Antes mesmo de Abe (Joaquin Phoenix) chegar a uma pequena faculdade de Rhode Island, Jill (Emma Stone) já se mostra encantada com a fama de seu futuro professor: uma espécie de gênio indomável, aventureiro e romântico, notório bebum e mulherengo. O namorado da garota, almofadinha e bem-educado, se diz enciumado e Jill responde que gosta de vê-lo assim. Funcionando como um espelho envelhecido deste casal, Rita (Parker Posey) é casada com um homem igualmente endinheirado e enfadonho. Ela, uma professora de ciências, também flerta com as emoções que só alguém tão desapegado dos critérios sociais quanto Abe pode proporcionar, desejando-o, também, anteriormente a sua chegada.
Rita é aquilo que Jill irá se tornar, caso permaneça como e com quem está, seguindo à risca aquilo que dela é esperado, celebrando aniversários trocando agasalhos como presentes com seu namorado: azul para ele, rosa para ela.
O ritmo suave dos eventos e as belas imagens registradas pelas lentes de Darius Khondji são pontuados por uma mesma música, uma versão instrumental de “The In Crowd”, do trio jazzístico de Ramsey Lewis. A sobriedade e a depuração de Allen jamais podem ser confundidas com desleixo; pelo contrário, tratam da precisão de um cinema de critérios, no qual tão-somente o necessário será exibido. Assim, as cartas estão dadas desde o princípio: se Abe leciona filosofia e Jill é sua aluna, em pauta a impossibilidade dos conceitos em alterar, de fato, qualquer realidade posta. Para isso, seria preciso fazer algo pelo qual os pensadores não são particularmente notórios: agir.
Seus alunos claramente admiram suas ideias, mas são incapazes de abrir mão de seus bem-estares, vide o espanto em seus rostos ao verem Abe pegar um revolver e fazer, por três vezes consecutivas, a roleta-russa com a qual eles apenas brincavam.
É aqui onde ele começa a retomar o tesão pela vida, entrando novamente em linha com o universo.

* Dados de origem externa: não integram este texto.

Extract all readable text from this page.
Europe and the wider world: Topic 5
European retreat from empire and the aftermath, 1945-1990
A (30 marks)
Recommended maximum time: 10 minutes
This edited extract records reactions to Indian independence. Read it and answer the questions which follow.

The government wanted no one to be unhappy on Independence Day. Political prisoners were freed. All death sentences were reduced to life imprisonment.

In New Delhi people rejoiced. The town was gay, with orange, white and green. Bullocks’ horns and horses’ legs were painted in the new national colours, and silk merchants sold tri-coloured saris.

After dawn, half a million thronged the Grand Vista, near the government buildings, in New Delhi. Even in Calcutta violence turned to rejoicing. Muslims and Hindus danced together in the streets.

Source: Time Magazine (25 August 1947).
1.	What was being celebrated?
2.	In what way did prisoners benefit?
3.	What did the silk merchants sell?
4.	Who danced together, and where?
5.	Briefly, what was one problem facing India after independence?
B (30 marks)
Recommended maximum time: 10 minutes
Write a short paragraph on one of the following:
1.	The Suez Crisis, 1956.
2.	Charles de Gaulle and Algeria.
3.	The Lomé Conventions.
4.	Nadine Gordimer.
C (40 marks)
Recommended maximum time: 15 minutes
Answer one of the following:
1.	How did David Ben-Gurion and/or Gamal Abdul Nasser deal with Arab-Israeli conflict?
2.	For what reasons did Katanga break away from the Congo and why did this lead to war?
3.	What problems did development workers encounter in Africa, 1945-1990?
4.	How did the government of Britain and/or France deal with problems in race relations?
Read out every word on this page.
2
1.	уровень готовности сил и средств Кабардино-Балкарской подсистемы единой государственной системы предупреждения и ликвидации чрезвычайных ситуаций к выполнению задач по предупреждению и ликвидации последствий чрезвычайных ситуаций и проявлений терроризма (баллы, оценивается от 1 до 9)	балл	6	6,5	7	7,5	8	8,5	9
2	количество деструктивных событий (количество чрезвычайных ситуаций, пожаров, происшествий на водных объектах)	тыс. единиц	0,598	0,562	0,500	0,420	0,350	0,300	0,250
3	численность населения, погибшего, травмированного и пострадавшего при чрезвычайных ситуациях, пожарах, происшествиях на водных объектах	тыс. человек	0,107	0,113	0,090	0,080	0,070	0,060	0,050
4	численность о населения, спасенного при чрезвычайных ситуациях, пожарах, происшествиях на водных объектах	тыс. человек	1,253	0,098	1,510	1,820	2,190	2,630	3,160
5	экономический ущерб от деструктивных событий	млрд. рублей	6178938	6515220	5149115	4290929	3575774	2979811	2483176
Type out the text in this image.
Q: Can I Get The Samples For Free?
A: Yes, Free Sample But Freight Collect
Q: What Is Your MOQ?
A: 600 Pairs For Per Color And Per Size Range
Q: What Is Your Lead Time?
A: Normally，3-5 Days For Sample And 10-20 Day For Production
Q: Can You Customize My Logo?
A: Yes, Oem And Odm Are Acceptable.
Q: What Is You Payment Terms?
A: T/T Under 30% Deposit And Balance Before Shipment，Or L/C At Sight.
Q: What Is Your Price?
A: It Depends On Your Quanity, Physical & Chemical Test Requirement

Pouco depois deste posicionamento radical de vontade de colocar em prática seus discursos, chega o momento-chave do filme, quando a garota chama a atenção de Abe para a conversa de uma mesa vizinha em um restaurante. Inconscientemente, é como se ela estivesse testando os limites de seu mestre: ao lhe apresentar um relato de injustiça envolvendo um juiz local, não estaria ela colocando em xeque o elã vital de seu doutrinador? Ao apresentar um caso moral, cuja solução ele poderia tomar para si, não estaria ela lhe proporcionando viver a vida em seu instante imediato, em sua plenitude?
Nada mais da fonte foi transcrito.